Close Look:

In the Studio with Catherine Clements

By April 10, 2020

In this Close Look, we are forgoing our usual format of publishing installation images of shows throughout the South as most institutions have now transitioned to online viewings in response to COVID-19 closures. We are instead publishing a Close Look at artists’ home studios as we all retreat inwards and inside.

Catherine’s home studio with her family’s archive stacked in the corner.
Catherine’s studio at The Oconee Cultural Arts Foundation where she is an artist in residence. All images courtesy of Catherine Clements.
Catherine Clements, ancient vines i watch with my grandfather, 2019; enclosure bound digital prints on handmade cotton rag with type written text on abaca.
Hashtags, Vines, and captions from social media have made their way into the work of Catherine Clements through hand lettering and watermarks embedded into handmade paper. Entrusted with digitizing and dispersing her family’s extensive archive of photos, she combs through them for pictures of the landscape she grew up in. Catherine’s gardening, canning, and homesteading continue on alongside the family photos which appear in most of the work. As a paper making, book, and print artist, she reconciles the relationship of the digital feed to the physical book. The feed does not allow you to revisit particular moments, whereas within a book you develop a sense memory of the physical placement of things, and once you locate something physically it becomes easier to reference. But a feed is meant to be consumed and not so much referenced. In ancient vines i watch with my grandfather the 100 bound pages of text and imagery mimic both a book and a feed as the eyes scroll through the work.

— Emily Llamazales

Catherine Clements, ancient vines i watch with my grandfather, 2019; enclosure bound digital prints on handmade cotton rag with type written text on abaca.
Catherine Clements, #thoughtsonpaper (detail), 2019; watermarked handmade cotton rag.
Catherine Clements, King Cotton 1, 2017; Van Dyke print on hand made cotton rag.


I think a lot about sign painting and the rural sensibilities of that.

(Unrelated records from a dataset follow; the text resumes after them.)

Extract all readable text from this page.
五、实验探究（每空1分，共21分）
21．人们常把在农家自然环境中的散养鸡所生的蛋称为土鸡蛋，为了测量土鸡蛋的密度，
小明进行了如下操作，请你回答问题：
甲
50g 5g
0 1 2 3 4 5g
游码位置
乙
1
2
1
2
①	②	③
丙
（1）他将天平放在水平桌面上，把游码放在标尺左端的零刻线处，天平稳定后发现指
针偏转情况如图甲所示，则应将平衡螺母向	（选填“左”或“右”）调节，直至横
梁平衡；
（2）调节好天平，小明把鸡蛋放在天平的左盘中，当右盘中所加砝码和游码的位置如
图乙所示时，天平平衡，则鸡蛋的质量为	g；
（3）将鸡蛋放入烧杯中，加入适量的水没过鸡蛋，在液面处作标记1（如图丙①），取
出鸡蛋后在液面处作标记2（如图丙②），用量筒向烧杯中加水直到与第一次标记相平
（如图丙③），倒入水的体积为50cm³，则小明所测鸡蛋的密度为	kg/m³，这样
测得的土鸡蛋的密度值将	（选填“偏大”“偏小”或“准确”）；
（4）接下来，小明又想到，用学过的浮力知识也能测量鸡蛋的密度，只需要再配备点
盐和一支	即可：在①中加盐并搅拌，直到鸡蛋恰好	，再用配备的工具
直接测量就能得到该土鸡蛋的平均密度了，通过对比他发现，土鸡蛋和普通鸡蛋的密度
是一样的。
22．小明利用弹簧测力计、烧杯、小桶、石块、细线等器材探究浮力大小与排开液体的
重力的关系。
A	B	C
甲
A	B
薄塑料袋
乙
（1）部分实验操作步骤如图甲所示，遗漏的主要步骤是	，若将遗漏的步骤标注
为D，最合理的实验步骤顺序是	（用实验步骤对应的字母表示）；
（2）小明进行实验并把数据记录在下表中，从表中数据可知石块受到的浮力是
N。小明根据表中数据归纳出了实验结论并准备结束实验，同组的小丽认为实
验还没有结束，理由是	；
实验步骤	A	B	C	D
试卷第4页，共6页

Advertisements on barns are really common where I’m from. My dad was a carpenter and contractor for most of my life so he had a hand painted sign that he would put out in front of jobs. So that aesthetic is something that has always been really interesting to me and reminded me of home and identity.

Catherine Clements
Catherine Clements, Snowball Bush, May 1994, 2018; Digital Print on Handmade Cotton Rag.